Sahar Nassirpour

- PhD student at Max Planck Institute for Biological Cybernetics

- Ultra High Field Department

- The purpose of my PhD thesis is to develop acquisition sequences, image reconstruction methods and quantification routines to enable whole brain metabolic imaging and quantification in the human brain by magnetic resonance spectroscopy at 9.4T.
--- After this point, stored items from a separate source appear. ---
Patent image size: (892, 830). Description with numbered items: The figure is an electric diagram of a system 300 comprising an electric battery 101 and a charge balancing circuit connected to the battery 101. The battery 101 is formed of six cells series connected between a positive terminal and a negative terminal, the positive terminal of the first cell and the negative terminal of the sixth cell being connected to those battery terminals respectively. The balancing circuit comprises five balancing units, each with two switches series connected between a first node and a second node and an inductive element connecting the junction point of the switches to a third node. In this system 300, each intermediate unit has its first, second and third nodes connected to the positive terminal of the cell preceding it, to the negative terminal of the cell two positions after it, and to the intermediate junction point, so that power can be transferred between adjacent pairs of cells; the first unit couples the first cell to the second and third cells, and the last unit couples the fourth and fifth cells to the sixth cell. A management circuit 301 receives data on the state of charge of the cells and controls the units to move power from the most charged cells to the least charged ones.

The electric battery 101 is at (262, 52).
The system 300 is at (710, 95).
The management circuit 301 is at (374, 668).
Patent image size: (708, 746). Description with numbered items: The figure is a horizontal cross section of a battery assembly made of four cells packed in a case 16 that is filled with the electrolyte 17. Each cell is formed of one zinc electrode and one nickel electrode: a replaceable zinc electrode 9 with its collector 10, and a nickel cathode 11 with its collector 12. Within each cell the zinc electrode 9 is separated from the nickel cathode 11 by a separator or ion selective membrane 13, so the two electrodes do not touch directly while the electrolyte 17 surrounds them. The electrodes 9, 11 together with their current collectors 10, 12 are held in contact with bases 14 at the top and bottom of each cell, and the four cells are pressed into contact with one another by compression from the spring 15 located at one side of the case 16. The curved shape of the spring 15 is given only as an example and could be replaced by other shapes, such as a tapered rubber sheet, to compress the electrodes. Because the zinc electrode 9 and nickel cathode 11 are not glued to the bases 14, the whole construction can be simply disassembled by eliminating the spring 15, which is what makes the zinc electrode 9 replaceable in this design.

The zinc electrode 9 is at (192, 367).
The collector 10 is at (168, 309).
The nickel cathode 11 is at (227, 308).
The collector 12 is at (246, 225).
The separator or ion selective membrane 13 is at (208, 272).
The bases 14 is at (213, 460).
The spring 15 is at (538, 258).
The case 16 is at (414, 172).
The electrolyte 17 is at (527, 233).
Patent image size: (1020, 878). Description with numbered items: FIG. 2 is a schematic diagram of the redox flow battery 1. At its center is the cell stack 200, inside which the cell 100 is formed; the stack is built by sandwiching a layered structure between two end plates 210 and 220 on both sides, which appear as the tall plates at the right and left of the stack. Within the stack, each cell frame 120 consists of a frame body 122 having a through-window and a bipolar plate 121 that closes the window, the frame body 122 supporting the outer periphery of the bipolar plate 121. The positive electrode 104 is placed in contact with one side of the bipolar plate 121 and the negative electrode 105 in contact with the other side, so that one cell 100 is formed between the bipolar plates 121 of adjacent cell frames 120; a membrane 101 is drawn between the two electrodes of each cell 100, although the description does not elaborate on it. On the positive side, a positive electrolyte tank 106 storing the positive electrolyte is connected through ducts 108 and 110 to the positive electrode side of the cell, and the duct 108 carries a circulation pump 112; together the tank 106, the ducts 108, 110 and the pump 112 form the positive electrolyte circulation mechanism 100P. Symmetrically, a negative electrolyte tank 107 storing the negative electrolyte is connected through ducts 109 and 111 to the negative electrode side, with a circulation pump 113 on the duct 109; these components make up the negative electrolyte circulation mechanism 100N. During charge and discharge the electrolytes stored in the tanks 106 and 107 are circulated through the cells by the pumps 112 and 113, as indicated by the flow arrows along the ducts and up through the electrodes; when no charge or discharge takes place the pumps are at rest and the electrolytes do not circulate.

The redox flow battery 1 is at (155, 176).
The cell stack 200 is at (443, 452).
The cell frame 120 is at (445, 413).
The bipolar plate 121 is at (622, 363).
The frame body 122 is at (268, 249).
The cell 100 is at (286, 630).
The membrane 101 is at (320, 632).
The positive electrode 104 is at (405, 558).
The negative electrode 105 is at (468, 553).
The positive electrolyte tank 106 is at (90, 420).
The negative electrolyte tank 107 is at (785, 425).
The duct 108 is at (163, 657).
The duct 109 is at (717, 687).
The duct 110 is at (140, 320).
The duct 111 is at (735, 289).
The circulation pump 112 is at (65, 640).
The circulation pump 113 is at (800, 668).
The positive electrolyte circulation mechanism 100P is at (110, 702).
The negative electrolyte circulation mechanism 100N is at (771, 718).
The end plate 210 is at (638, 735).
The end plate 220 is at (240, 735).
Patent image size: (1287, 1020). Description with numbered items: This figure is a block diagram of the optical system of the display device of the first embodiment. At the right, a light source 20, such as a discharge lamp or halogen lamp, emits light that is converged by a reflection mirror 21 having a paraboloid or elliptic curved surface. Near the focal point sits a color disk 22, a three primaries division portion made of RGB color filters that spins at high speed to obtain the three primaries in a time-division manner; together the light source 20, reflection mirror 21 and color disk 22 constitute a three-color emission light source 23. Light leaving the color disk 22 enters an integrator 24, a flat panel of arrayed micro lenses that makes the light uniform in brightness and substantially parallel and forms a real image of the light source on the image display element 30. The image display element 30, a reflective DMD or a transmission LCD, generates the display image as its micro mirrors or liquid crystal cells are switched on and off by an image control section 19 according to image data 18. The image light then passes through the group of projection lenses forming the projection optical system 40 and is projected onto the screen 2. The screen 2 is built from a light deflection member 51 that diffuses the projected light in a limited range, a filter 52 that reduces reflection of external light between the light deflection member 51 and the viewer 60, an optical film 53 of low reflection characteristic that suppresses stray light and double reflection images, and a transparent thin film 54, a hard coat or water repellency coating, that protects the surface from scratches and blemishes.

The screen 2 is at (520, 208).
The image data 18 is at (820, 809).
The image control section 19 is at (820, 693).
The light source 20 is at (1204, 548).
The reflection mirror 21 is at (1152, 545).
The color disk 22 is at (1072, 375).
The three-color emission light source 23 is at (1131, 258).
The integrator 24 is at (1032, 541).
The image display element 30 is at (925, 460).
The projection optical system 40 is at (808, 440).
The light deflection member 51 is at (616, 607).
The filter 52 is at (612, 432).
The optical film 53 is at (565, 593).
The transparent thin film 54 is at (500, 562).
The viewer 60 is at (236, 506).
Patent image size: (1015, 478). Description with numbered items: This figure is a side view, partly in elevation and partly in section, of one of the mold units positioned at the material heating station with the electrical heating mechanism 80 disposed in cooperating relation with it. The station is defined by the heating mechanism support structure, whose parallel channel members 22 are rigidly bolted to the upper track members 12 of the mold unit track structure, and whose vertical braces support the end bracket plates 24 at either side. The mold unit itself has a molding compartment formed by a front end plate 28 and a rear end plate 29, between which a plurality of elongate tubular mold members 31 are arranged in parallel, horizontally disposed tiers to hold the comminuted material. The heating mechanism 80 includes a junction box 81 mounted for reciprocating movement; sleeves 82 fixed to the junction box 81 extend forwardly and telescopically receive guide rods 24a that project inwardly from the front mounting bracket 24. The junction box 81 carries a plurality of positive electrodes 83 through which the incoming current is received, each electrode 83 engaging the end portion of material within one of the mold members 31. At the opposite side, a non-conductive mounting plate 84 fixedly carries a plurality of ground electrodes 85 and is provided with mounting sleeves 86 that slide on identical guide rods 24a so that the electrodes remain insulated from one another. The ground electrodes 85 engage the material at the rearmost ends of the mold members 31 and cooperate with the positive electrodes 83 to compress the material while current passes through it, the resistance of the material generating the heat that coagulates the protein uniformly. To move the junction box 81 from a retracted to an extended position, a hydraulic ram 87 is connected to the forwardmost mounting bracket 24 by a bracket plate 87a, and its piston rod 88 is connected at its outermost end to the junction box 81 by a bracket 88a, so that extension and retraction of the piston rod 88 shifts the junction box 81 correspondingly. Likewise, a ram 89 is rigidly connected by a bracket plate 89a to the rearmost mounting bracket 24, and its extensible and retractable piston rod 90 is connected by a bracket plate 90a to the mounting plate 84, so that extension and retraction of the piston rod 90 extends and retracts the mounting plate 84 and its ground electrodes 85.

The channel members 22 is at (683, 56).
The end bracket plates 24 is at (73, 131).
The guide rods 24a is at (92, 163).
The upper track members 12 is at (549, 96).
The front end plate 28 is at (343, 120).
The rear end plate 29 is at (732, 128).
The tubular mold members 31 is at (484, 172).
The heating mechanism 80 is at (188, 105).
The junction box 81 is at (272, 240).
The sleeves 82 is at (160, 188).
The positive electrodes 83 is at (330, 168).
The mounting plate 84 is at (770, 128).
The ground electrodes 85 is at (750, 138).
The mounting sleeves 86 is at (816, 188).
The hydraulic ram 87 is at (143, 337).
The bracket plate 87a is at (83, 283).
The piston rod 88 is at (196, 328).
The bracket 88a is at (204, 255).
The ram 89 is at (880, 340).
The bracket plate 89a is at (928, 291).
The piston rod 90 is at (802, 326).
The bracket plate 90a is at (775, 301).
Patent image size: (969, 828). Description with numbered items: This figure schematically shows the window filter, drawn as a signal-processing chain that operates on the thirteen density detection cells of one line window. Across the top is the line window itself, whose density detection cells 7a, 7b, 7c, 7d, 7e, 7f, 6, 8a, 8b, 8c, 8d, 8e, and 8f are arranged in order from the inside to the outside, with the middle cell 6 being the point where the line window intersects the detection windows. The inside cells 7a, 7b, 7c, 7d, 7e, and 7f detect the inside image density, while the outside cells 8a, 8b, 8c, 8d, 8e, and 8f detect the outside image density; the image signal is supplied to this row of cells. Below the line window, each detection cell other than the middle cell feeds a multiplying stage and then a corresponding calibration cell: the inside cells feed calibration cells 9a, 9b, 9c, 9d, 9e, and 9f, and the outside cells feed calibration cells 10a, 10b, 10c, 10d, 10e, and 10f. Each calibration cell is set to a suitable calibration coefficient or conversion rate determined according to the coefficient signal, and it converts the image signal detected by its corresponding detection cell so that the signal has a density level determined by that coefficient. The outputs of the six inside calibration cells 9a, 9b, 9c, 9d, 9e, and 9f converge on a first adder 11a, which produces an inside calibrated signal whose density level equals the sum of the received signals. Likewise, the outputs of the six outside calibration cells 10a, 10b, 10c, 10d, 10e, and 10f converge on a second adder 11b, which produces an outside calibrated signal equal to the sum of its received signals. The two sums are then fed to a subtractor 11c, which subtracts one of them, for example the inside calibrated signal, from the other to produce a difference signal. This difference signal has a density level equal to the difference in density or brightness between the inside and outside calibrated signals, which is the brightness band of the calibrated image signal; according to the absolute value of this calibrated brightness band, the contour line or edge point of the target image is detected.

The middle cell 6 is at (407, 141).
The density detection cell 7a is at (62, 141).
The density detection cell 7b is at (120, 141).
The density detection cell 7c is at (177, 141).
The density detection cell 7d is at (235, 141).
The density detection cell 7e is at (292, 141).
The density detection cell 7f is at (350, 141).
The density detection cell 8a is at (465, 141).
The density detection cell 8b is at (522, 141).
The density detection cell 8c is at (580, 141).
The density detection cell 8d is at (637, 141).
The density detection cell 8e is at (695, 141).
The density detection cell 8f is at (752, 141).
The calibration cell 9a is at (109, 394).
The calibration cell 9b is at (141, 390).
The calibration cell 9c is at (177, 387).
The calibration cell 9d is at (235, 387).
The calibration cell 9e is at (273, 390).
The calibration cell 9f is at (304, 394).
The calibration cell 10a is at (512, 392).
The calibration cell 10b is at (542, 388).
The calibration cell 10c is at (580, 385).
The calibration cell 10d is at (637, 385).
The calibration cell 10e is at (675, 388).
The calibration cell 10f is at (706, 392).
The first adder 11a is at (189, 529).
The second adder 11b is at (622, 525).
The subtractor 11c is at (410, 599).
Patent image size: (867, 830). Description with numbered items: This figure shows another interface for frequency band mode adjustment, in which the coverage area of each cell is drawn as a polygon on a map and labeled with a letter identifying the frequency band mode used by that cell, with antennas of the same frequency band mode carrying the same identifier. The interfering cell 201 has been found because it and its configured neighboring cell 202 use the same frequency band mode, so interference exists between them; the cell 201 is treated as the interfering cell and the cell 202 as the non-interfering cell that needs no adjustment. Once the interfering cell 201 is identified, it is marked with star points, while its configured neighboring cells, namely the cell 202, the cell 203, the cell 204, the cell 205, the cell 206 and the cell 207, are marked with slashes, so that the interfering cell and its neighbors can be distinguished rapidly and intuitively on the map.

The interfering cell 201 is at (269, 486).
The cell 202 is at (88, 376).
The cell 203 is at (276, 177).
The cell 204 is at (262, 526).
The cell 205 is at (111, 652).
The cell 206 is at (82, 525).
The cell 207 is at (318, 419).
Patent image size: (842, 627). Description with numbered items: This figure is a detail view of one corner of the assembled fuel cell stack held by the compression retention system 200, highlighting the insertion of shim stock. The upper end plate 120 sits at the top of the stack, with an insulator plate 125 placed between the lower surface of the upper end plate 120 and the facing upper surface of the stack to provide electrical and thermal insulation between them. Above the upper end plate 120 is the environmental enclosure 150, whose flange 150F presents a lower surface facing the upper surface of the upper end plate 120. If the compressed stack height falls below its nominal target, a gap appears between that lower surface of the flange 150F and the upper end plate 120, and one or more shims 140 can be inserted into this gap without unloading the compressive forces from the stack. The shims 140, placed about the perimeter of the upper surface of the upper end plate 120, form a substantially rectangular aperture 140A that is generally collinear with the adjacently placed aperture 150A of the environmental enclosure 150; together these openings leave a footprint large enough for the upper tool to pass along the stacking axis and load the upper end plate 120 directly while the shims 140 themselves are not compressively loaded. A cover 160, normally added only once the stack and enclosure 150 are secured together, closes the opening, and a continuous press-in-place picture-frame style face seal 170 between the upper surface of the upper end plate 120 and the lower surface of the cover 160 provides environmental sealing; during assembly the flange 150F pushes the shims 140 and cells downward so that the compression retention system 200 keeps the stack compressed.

Accelerated Multi-slice ¹H FID-MRSI in the human brain at 9.4 T

Magnetic resonance spectroscopic imaging (MRSI) is a powerful technique for mapping metabolites over the entire brain volume that can provide sensitive markers of disease or injury and therefore plays an important role both in clinical diagnostics and in biomedical research. Compared to lower field strengths, MRSI at ultra-high fields has the advantage of higher signal to noise ratio as well as increased spectral resolution. This advantage enables the quantification of more metabolites in the brain. However, to be able to benefit from these advantages at ultra-high fields, there are many challenges that should be overcome. Some of these challenges include: shortened T2 and T2* relaxation times, severe chemical shift displacement artifacts, high spatial B₁⁺ field inhomogeneity, long acquisition times, large B₀ field inhomogeneity across the entire brain volume and processing of large multi-dimensional datasets in a robust and efficient manner. The purposes of this PhD thesis is to develop acquisition sequences, image reconstruction methods and quantification routines to overcome these challenges and enable whole brain metabolic imaging and quantification in the human brain by magnetic resonance spectroscopy at 9.4T.

Using the ¹H FID MRSI sequence at 9.4T, we are able to reliably map up to 12 metabolites at a high resolution of 64x64. By using acceleration techniques and reducing the scan time, metabolite maps of the entire brain can be acquired in a reasonable scan time.